According to ICOS, while Europe goes into lockdown, dairy farmers and processors are busier than ever, however, with the foodservice industry across the EU and the US now ground to a halt and with increasing difficulties for exports relating to new trade restrictions and increasing costs, the fallout from COVID-19 is putting considerable pressure on the sector.
“With hotels, restaurants and catering services across the EU and the US shut down for the foreseeable future, there has been a significant knock-on effect for dairy products destined for this food service industry. In many cases these products will be shifted to the production of retail products, where possible, and therefore sold through the supermarkets. However, the majority will need to be shifted to the production of butter and powders and placed into storage to wait until the market recovers. With this growing demand for storage by agri-food processors, it is becoming increasingly costly for organisations to do even this,” read a statement from the Society.

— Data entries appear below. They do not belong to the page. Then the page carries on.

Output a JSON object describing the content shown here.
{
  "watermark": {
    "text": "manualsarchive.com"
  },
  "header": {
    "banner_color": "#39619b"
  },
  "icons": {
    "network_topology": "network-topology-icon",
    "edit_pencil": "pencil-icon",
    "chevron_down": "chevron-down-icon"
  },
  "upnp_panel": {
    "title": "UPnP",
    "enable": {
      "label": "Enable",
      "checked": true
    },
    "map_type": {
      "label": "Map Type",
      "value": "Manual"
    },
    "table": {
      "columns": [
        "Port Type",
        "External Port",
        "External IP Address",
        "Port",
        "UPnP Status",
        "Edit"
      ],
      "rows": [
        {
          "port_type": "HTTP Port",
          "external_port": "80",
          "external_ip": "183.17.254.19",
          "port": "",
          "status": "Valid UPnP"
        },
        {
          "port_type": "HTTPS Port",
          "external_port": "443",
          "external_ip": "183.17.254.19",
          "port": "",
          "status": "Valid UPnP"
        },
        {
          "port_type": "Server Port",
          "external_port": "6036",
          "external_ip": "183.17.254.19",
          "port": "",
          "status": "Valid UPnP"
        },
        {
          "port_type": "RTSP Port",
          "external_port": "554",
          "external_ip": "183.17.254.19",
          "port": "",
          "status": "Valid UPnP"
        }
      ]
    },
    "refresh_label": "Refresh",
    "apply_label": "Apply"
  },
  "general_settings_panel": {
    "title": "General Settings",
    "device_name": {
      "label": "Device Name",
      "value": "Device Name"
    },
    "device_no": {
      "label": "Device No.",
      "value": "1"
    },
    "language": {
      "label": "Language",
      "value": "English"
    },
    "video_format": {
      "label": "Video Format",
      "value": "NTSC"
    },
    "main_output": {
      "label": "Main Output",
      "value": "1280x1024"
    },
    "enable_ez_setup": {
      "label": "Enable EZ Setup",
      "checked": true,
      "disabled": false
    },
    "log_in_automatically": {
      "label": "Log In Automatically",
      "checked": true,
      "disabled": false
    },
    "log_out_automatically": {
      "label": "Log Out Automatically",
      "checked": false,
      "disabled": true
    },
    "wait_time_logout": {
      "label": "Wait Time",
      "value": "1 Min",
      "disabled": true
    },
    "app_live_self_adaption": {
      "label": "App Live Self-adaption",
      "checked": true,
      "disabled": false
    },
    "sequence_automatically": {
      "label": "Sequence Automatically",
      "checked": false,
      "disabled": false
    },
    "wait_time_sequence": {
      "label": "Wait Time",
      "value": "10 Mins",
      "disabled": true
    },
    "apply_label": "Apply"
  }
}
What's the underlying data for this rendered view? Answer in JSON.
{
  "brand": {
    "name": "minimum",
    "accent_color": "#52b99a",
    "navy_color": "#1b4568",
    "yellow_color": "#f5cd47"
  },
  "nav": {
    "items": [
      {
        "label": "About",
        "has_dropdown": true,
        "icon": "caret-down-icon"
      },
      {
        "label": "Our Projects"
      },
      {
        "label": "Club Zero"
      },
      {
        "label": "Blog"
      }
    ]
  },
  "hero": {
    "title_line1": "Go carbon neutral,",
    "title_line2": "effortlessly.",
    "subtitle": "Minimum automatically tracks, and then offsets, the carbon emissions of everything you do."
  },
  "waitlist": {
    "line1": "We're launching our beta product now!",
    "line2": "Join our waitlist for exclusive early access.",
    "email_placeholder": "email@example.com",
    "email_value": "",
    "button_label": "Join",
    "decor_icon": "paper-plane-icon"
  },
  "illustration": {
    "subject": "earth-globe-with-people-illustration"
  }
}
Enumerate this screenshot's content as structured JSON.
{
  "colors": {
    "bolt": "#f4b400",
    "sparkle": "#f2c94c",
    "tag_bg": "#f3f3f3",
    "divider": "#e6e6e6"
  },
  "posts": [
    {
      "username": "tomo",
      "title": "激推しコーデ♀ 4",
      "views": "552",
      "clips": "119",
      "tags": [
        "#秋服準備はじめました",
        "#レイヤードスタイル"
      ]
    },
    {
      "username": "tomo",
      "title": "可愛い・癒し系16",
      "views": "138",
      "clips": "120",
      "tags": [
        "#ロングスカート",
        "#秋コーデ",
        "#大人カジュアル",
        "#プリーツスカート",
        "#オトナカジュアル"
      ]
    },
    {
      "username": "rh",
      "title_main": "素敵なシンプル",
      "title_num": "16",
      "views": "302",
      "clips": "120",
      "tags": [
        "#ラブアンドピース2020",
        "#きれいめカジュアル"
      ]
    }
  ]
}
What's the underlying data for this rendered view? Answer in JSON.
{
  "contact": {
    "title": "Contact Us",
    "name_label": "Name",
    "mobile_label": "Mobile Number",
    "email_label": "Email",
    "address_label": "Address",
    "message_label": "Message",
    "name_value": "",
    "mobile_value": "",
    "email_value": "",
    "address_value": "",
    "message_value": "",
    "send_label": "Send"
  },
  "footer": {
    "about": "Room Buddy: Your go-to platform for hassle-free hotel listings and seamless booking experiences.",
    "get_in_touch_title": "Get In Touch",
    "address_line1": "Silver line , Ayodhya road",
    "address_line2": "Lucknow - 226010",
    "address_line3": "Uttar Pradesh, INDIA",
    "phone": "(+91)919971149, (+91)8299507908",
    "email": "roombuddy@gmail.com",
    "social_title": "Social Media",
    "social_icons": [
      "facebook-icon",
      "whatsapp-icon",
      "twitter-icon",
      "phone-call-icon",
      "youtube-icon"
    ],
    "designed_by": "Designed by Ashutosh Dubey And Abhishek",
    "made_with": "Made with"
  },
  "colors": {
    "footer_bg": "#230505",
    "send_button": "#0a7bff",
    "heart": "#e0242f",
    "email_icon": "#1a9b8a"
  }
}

“We are also calling on the Commission to ensure the maintenance of the European Single Market at the time. It is vital for the free flow of goods to continue, and border restrictions or trade barriers to be avoided in these times.”
ICOS (the Irish Co-operative Organisation Society) represents over 130 co-operatives in Ireland – including the Irish dairy processing co-operatives and livestock marts – whose associated businesses have a combined turnover in the region of €14 billion, with some 150,000 individual members, employing 12,000 people in Ireland, and a further 24,000 people overseas.